Pero desde el momento mismo de su ascenso al trono británico Isabel se insertó en un relato imperial que se extendía mucho más allá de las costas británicas. De hecho, se enteró de la muerte de su padre, el rey Jorge VI, cuando se encontraba en un hospedaje de vida silvestre en Kenia, por entonces todavía colonia británica. Según sus detractores, en las siete décadas pasadas desde entonces, Isabel parece no haberse enterado de las fechorías perpetradas por el imperio del que sigue siendo mascarón ceremonial, como la violenta campaña de represión implementada por las autoridades británicas de Kenia en la década de 1950, durante el levantamiento anticolonial conocido como Rebelión del Mau Mau.
“Hasta el día de hoy, nunca ha admitido públicamente, y menos aún se ha disculpado, por la represión, la tortura, la deshumanización y el despojo al que sometió al pueblo de la colonia de Kenia antes y después de acceder al trono”, le dijo Patrick Gathara, comentarista político keniata, a la agencia AP.
En ese mismo artículo, la académica jamaiquina Rosalea Hamilton explica por qué considera que la reina debe dejar de ser cabeza de Estado de su país. “Cuando pienso en la reina, la imagen es de una viejita dulce y buena”, dice Hamilton. “Pero el tema no es con ella, sino con la riqueza de su familia, amasada con la sangre de nuestros ancestros.
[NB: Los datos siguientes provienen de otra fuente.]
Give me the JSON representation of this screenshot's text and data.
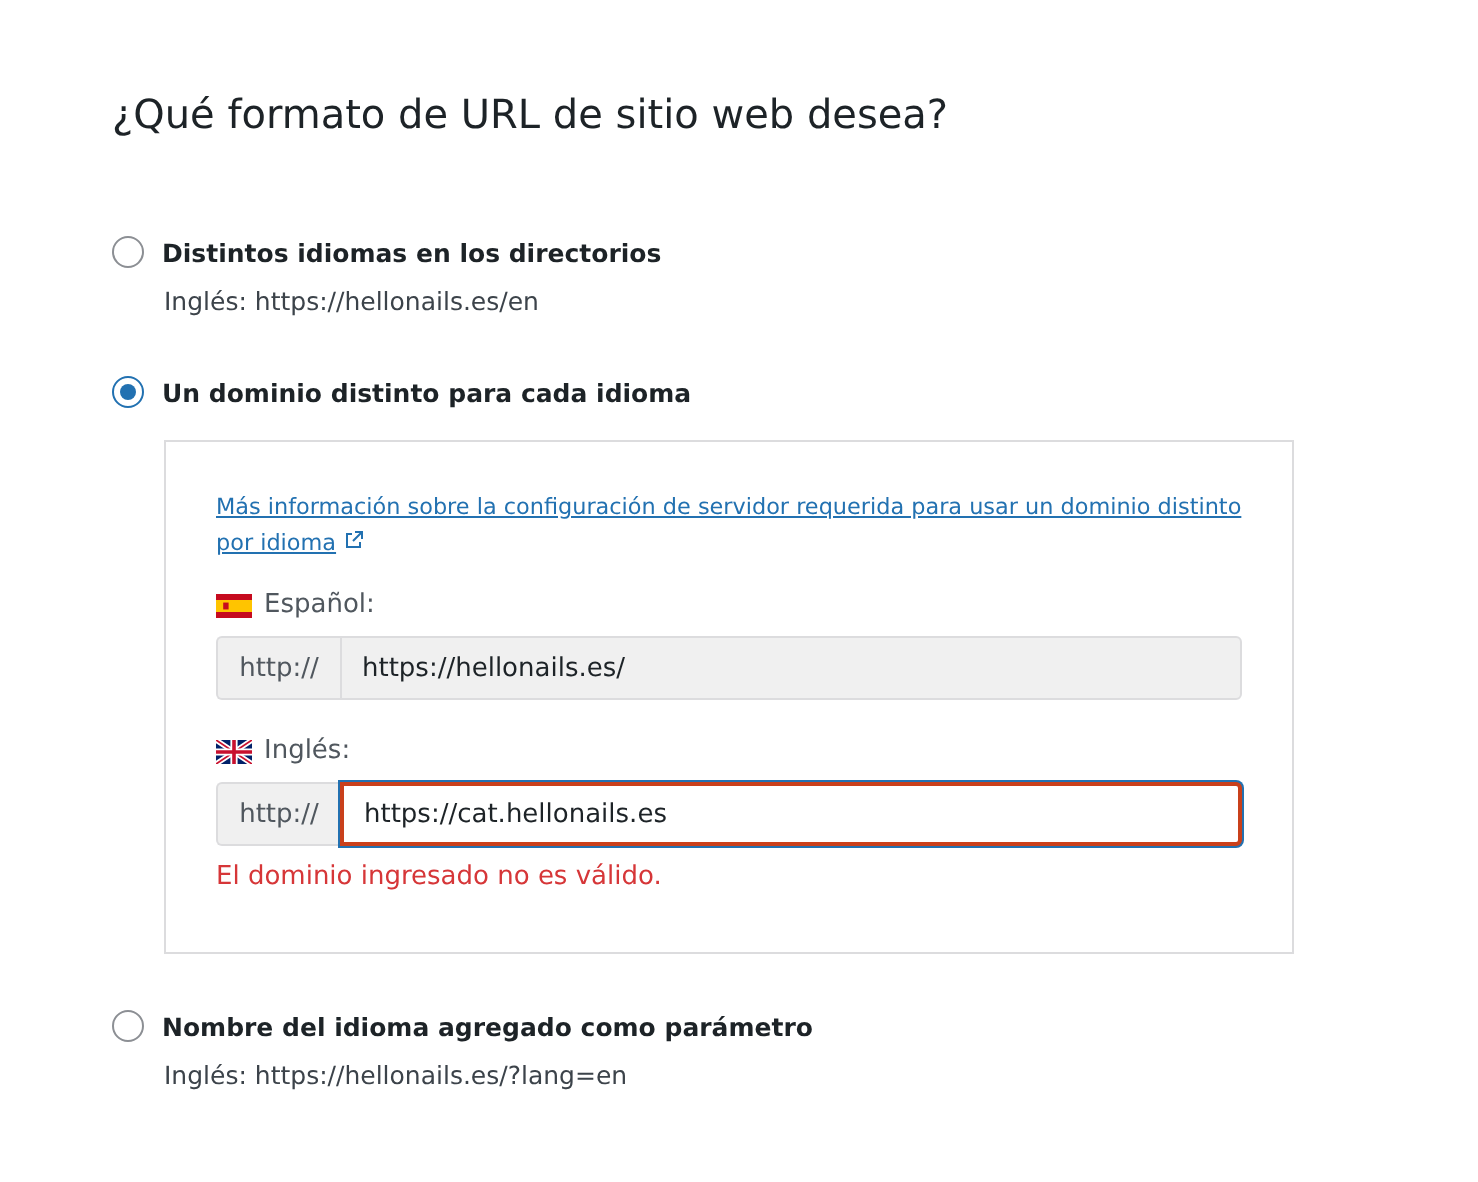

Todavía lidiamos con una herencia de un pasado que fue sumamente doloroso.”
A principios de este año, el viaje a América Central y el Caribe del príncipe Guillermo y su esposa Kate, duque y duquesa de Cambridge, estuvo signado por las protestas y las manifestaciones de repudio. En Jamaica, decenas de destacados líderes e intelectuales firmaron una carta dirigida a la pareja, donde exigían una disculpa formal de Gran Bretaña, así como reparaciones por su legado de esclavitud y explotación colonial en la región.
“No vemos razón alguna para celebrar los 70 años del ascenso de su abuela al trono británico, ya que su mandato y el de sus predecesores han perpetuado la mayor tragedia de derechos humanos en la historia de la humanidad”, decía la carta.
Jefa de Estado de 14 países
Gracias a esa historia colonial, Isabel sigue siendo la jefa de Estado de 14 países fuera del Reino Unido, pero ese número seguramente se seguirá reduciendo. Jamaica y otros cinco países del Caribe planean seguir los pasos de Barbados y cortar los lazos con la monarquía británica. Y en algunas grandes democracias occidentales, como Australia y Canadá, el republicanismo se cuece a fuego lento desde hace tiempo y está a punto de aflorar.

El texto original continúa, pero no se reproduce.